Qatar’s goal of greater food self sufficiency has required launching agriculture on a commercial scale in one of the world’s harshest desert climates.
Nasser al Khalaf, the managing director of Agrico, a produce grower and greenhouse manufacturer, says his business has boomed since he designed a system to keep fruit and vegetables cool enough to grow year-round.
In a polycarbon greenhouse, rows of ripening hydroponic tomatoes are cooled below 28 degrees Celsius as the temperature outside tops 40. Khalaf said the system allowed him to more than triple fruit and vegetable production to over 15 tonnes per day. Khalaf said his greenhouses are attracting investors looking at farming for the first time, drawn partly by increased subsidies for power, fertiliser and seeds since 2018.

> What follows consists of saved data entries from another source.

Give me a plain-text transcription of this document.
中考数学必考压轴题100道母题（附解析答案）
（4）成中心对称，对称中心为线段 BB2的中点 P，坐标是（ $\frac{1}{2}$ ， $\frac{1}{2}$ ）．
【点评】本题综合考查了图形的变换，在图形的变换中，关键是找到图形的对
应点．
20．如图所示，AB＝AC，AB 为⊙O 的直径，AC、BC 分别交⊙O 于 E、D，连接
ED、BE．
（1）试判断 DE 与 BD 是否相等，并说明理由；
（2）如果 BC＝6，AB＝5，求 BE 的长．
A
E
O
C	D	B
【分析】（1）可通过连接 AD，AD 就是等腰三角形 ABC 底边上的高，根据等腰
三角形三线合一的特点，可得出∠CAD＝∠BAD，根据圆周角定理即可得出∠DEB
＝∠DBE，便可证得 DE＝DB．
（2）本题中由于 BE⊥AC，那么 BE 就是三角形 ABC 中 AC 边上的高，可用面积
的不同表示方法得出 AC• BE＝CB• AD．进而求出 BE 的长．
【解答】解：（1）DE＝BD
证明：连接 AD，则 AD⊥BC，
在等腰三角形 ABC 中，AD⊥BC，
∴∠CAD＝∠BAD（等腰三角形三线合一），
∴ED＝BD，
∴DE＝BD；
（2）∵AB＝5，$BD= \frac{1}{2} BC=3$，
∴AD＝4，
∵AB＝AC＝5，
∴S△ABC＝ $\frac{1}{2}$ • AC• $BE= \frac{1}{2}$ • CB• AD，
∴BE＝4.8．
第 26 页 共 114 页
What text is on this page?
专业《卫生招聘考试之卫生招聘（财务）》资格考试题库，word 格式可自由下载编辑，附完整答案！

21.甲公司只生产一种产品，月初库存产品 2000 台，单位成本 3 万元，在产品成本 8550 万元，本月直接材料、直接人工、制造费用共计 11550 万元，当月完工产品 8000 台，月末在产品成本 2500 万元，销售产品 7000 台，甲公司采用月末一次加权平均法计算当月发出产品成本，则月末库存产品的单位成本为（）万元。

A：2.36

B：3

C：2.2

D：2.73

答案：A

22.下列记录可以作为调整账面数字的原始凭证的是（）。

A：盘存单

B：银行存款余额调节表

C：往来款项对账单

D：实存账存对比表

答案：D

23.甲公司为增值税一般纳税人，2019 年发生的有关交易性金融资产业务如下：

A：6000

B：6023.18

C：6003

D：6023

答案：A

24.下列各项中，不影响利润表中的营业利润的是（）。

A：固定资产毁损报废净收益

“We never before saw businessmen investing in farms. They liked to invest in buildings and industry, anything but farms,” said Sheikh Faleh, the Qatari official.
Rabban Agriculture is one of the new entrants.
Al Rabban Holding - with investments in property, transport and bottled water - is tapping initiatives like a QR1 million ($275,000) collateral-free loan from Qatar’s Development Bank to build a greenhouse farm, said deputy chairman Khalifa al Rabban.
Nader Kabbani, director of research at Brookings Doha, said Qatar’s tone had changed from initially wanting to resolve the dispute to asserting it can go it alone.
Qatar can do that, said a Western diplomat, thanks to its gas wealth, World Cup exposure and international outreach efforts.